In the summit declaration, the leaders promise major changes and set tough targets - to cut in half the proportion of people living on less than dlrs 1 a day, and the number of people who do not have safe drinking water, by the year 2015.


By that date, they also pledged that boys and girls everywhere will be able to complete primary school, and that the spread of HIV/AIDS and the scourge of malaria and other major diseases should be halted and reversed.


The declaration commits world leaders to improve the lives of at least 100 million slum dwellers by 2020, and to close the so-called digital divide by working to make the fruits of globalization available to the poor as well as the rich.


There were some parts of the declaration that did not please the United States, though they were included in the final document. Among them was a provision calling upon the world's wealthy countries to cancel all the official debts of the poorest countries and to adopt policies of duty-free and quota-free access for exports from the least developed countries.
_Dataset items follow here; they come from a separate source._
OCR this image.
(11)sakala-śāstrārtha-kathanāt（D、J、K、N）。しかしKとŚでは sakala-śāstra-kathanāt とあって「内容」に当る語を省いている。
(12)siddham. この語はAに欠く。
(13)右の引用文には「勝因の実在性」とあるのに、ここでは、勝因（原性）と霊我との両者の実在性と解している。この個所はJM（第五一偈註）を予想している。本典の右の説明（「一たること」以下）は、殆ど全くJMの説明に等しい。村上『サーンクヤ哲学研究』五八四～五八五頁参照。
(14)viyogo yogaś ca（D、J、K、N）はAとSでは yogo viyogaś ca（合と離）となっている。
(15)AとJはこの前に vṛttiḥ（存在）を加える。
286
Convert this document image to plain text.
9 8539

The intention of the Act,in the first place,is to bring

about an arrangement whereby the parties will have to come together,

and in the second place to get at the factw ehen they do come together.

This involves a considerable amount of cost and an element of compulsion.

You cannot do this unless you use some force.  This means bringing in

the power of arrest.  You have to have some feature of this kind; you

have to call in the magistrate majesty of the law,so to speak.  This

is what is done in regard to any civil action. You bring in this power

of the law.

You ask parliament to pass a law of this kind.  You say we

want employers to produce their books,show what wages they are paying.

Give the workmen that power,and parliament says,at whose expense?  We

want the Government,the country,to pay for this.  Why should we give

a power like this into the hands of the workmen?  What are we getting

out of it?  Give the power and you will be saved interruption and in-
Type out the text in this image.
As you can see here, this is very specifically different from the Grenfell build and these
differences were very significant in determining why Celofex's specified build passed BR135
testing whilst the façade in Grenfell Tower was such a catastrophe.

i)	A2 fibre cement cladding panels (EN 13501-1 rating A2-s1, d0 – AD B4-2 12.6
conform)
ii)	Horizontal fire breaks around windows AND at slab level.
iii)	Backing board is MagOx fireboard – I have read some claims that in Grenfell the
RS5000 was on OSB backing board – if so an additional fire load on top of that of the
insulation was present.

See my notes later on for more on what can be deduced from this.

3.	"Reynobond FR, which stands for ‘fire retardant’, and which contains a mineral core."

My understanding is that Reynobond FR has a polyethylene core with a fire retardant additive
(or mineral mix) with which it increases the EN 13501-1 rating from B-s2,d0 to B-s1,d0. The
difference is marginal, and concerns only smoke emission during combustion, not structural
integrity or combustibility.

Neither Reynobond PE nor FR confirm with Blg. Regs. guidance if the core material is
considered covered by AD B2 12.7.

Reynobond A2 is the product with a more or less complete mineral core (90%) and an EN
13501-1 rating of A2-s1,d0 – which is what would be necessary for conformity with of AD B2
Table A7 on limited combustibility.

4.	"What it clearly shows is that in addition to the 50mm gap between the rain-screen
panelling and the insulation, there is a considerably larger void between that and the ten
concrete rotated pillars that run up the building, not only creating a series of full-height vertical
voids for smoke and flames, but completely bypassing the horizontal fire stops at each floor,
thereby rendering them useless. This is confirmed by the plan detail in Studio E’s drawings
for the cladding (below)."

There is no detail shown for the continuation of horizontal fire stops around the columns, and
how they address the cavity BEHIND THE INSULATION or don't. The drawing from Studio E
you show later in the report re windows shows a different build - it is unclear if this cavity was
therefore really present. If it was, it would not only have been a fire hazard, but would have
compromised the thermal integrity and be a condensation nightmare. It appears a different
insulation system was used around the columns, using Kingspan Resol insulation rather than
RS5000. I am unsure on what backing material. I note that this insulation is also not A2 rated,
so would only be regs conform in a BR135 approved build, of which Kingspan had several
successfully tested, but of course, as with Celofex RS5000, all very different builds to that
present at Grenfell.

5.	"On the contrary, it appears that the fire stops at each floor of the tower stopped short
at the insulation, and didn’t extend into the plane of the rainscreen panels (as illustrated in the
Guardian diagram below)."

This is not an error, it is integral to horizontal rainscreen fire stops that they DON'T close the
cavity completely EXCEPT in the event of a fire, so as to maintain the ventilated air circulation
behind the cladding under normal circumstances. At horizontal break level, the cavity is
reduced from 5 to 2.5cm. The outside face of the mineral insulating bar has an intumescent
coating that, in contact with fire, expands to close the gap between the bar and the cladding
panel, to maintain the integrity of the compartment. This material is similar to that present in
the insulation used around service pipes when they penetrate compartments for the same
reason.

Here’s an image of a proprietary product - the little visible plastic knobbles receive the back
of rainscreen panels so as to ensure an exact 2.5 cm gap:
The United States also expressed reservations about several other aspects, including a call to convene an international conference "to identify ways of eliminating nuclear dangers" and to reduce greenhouse gas emissions.


Annan praised the leaders for committing themselves to such concrete pledges.


"I am struck by the remarkable convergence of views on the challenge that faces us," Annan said. "And by the urgency of your call to action."